L’intelligenza in questione è il computer Watson dell’Ibm, in grado di comprendere il linguaggio naturale sufficientemente bene da aver partecipato a un quiz televisivo sbaragliando i concorrenti umani. Dall’anno scorso Ibm offre i servizi di Watson sul mercato attraverso la cloud, e ha anche bandito un concorso per app che sfruttassero al meglio la sua intelligenza. Tra i vincitori c’era la startup Majestyk , con una proposta per “creare una relazione educativa adattativa tra un bambino e i suoi genitori” sfruttando le capacità di Watson. L’idea ha poi generato un’azienda dedicata, Elemental Path, che ha presentato su Kickstarter i propri giocattoli cognitivi, o “CogniToys”,  connessi a Internet e in grado di imparare e di crescere attraverso l’intelligenza di Watson. I fondi necessari per avviare la produzione sono stati rapidamente raccolti.

A prima vista Dino, il primo CogniToy, non fa una grande impressione: è un tozzo dinosauro di plastica verde che sembra provenire dagli scaffali di un discount. Premendo il grosso bottone che ha sulla pancia, tuttavia, le cose cambiano, e il giocattolo, connesso alla cloud di Watson attraverso il wi-fi, è in grado di conversare col bambino, raccontargli storie e rispondere alle sue domande. Il pubblico ideale di Dino sono i bambini trai 4 e i 7 anni, ma può interagire anche con bimbi più grandi.

Cosa sa fare Dino? Per ora tutte le informazioni che abbiamo provengono dal video promozionale diffuso su Kickstarter. Se le promesse saranno mantenute, il punto di forza del dinosauro parlante starà nella sua adattabilità: sarà cioè in grado di adattarsi al suo padroncino, sviluppando una propria personalità affine ai gusti del bambino, e modificandola nel corso della crescita. Il team di Elemental Path sottolinea inoltre come il funzionamento via cloud permetta un continuo aggiornamento, con l’aggiunta di contenuti sempre nuovi e un affinamento degli algoritmi, che diventeranno sempre più efficaci facendo esperienza con un numero crescente di bambini.

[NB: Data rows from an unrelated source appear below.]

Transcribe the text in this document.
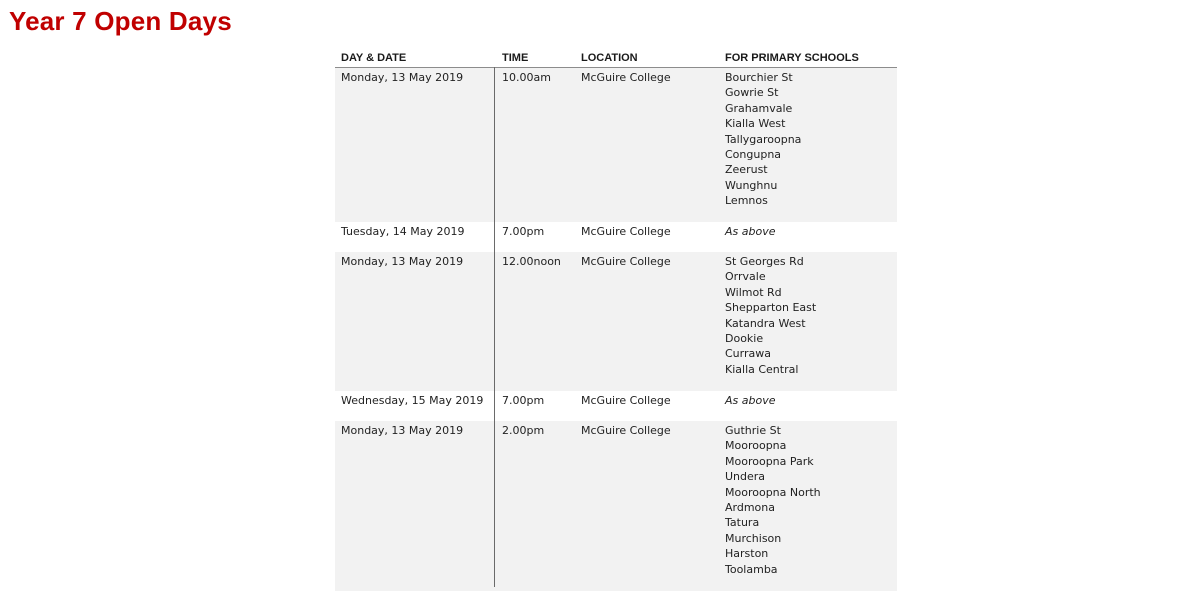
Year 7 Open Days
DAY & DATE	TIME	LOCATION	FOR PRIMARY SCHOOLS
Monday, 13 May 2019	10.00am	McGuire College	Bourchier St
Gowrie St
Grahamvale
Kialla West
Tallygaroopna
Congupna
Zeerust
Wunghnu
Lemnos
Tuesday, 14 May 2019	7.00pm	McGuire College	As above
Monday, 13 May 2019	12.00noon McGuire College	St Georges Rd
Orrvale
Wilmot Rd
Shepparton East
Katandra West
Dookie
Currawa
Kialla Central
Wednesday, 15 May 2019 7.00pm	McGuire College	As above
Monday, 13 May 2019	2.00pm	McGuire College	Guthrie St
Mooroopna
Mooroopna Park
Undera
Mooroopna North
Ardmona
Tatura
Murchison
Harston
Toolamba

E che fine fanno i genitori nel rapporto bambino-macchina? Dovrebbero avere a disposizione un app con pannello di controllo, che permetterebbe loro di monitorare l’apprendimento del figlio, di suggerire modifiche ai contenuti ed eventualmente di bloccare quelli sgraditi.

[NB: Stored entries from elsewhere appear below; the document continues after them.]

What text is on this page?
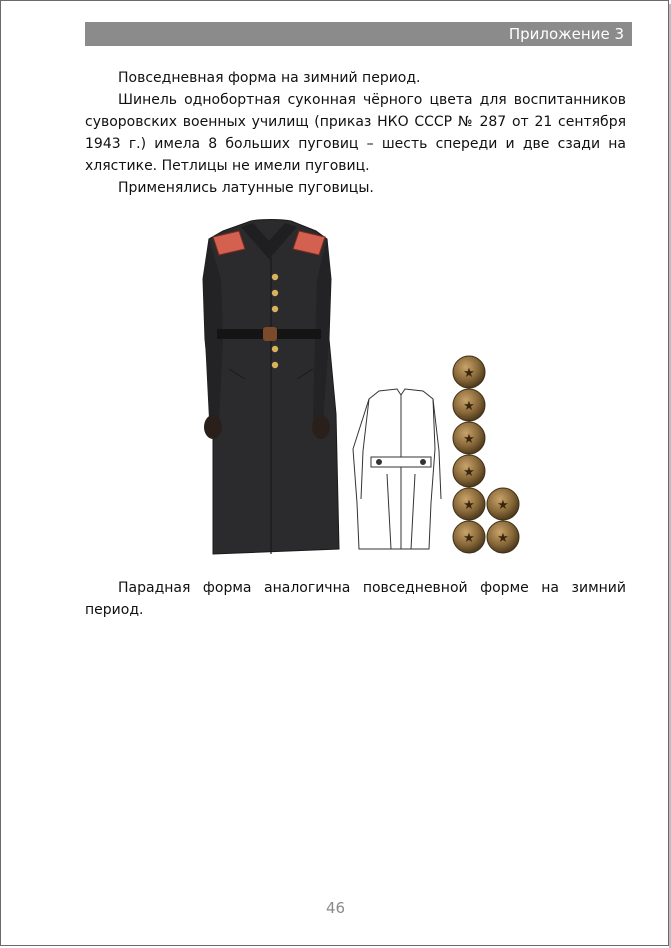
Приложение 3

Повседневная форма на зимний период.

Шинель однобортная суконная чёрного цвета для воспитанников суворовских военных училищ (приказ НКО СССР № 287 от 21 сентября 1943 г.) имела 8 больших пуговиц – шесть спереди и две сзади на хлястике. Петлицы не имели пуговиц.

Применялись латунные пуговицы.

★
★
★
★
★ ★
★ ★

Парадная форма аналогична повседневной форме на зимний период.

46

È una buona idea? Sicuramente le potenzialità sono molto interessanti: per certi versi un CogniToy sarebbe come un maestro d’asilo infinitamente paziente, sempre presente, mai stanco, costantemente aggiornato, affidabile ed economico (i primi acquirenti avranno Dino per soli 89 dollari), e permetterebbe ai genitori di avere un punto di osservazione inedito molto dettagliato sull’apprendimento dei figli e sulle loro capacità e lacune. D’altra parte, ci sono senz’altro dei rischi nell’affidare l’educazione dei primi anni a un sistema automatizzato, e sicuramente bisognerà fare molta attenzione alla privacy dei dati raccolti, per evitare che un pubblicitario possa arrivare a conoscere meglio di noi stessi le debolezze dei nostri bambini. In ogni caso, Dino è soltanto il primo di una lunga serie di giocattoli intelligenti. Elemental Path già sottolinea come la sua tecnologia sia pronta per essere inserita in prodotti di ogni tipo.